* * *

Уже заканчивая вечернюю уборку, Наташа домывала коридор. Привлекли внимание громкие голоса в подъезде. Подкралась к двери и ойкнула, увидев в дверном глазке Сашу, что-то объясняющего соседке. Швырнув тряпку в сторону, мокрыми руками судорожно щелкая замками, открыла дверь. Соседка – бабушка «божий одуванчик», кокетливо улыбаясь, рассказывала непрошенному гостю про Наташину личную жизнь:

– Да к ней так редко гости ходят, что удивительно! Вроде молодая еще, чтобы затворницей быть.

– Спасибо за помощь, – Саша, широко улыбаясь, королевским жестом махнул информаторше на прощание и решительно вошел в квартиру, даже не спросив разрешения. Шумно хлопнул дверью и оценивающе посмотрел на коридор:

– Редких гостей намываешь, затворница? Я пришел, встречай. Представляешь, забыл квартиру, помню только этаж. Вот и начал по соседям стучать, выяснять, где ты от меня прячешься.

Снял ботинки и надел тапочки для гостей. Наташа, отступая вглубь коридора, не верила глазам. Еще только минуту назад, намывая старый паркет, требовавший уже не мокрой тряпки, а выноса на помойку, перебирала возможные варианты одиноких развлечений в предстоящие выходные, но даже не могла представить такого поворота событий. Насторожило одно: в Сашиной руке зажата бутылка. Разглядеть этикетку смогла, только уже проследовав за ним в гостиную, где он увесисто поставил спиртное в центр стола: «Redbreast. Irish Whiskey».

– Ты выпил или только собираешься?

– Две недели с пузырем в машине езжу. То приношу домой, то обратно на заднее сиденье закидываю.

Саша размашисто ходил из угла в угол:

– Я дошел до того, что сплю с включенным светом, мерещится, что в квартире кто-то есть! Хочу напиться так, чтобы вообще все забыть: как меня зовут, где живу. Потеряться, и пусть подберут цыгане. А не могу! Запах спирта представлю – больницей воняет, и тошнить начинает.

Резко развернулся и ушел на кухню, захлопал дверцами шкафов.

Наташа растерянно стояла возле стола, пытаясь придумать, что делать дальше. За время, что не виделись, сильно осунулся, глаза смотрят диким зверем, жесты рваные, дерганные. Одиночество никого не красит.

Вернулся в гостиную, брякнул две чашки:

– Наливай. Будем вместе искать забвения.

– Саш, – Наташа постаралась начать говорить мягко, ни в коем случае не поучающим тоном. – Я не буду пить и тебе не советую. Понимаешь, одиночество – не повод. Ты должен попробовать каким-то другим способом успокоиться. Хочешь, подумаем вместе?

Схватил бутылку и ушел на кухню.

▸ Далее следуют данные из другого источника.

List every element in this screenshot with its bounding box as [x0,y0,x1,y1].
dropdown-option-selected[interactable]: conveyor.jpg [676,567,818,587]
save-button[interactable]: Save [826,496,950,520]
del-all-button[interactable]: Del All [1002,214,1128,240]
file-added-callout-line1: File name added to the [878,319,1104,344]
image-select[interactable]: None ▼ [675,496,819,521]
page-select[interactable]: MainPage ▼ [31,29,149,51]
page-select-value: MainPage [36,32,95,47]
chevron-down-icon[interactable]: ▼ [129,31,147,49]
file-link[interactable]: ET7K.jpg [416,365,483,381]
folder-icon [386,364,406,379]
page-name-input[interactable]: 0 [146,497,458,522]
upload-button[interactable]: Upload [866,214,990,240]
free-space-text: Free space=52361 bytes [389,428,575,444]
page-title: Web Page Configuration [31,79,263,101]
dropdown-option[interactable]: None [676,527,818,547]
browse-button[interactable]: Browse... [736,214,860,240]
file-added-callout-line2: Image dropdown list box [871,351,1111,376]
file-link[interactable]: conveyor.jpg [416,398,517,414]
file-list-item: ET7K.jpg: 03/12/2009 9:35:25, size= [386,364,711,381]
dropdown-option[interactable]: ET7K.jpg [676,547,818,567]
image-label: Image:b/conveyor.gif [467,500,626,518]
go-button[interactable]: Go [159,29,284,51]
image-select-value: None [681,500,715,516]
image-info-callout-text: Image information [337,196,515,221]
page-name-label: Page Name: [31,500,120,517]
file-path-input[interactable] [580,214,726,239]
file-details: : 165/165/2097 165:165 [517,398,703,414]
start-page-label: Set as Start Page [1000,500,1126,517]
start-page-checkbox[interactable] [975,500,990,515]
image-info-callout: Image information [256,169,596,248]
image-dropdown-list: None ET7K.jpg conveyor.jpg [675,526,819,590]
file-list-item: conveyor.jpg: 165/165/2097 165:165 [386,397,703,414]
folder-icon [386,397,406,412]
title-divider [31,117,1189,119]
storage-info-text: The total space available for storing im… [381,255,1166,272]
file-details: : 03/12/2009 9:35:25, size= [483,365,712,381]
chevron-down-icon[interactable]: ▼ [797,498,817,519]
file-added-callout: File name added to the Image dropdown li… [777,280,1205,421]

Наташа потянулась было за ним, но остановилась. Что там интересного? Увидеть, как напивается в одиночку?

Саша вернулся через минуту со спокойным лицом:

– Ты права, повода нет. Я вылил виски в раковину.

– Он же дорогой, наверное?

– Не дороже, чем твое уважение.

Сердце бухнуло и замерло. Наташа непроизвольно посмотрела на Сашины ноги. С каждым словом домашние тапочки уверенно и неторопливо приближались.

– Наташ, я хочу… – Немного смутился и замялся.

«Извиниться за поведение» – тут же привычное продолжение стандартной фразы нарисовалось в мыслях.

– Я хочу приходить к тебе без повода.

– Чего? – Непроизвольно рот растянулся в улыбке. Наташа не могла поверить ушам: это точно Саша, а не радио?

– Ну вот. Как всегда, самые важные мои слова, не слышишь.

Саша стоял уже вплотную и говорил тихо-тихо, но каждое слово отдавалось гулким эхом где-то там, в пропасти, куда провалилось сердце.

– Повторяю. Я. Хочу. Приходить. К тебе.

Теплые большие ладони легли Наташе на плечи.

– А еще лучше, вообще никуда от тебя не уходить.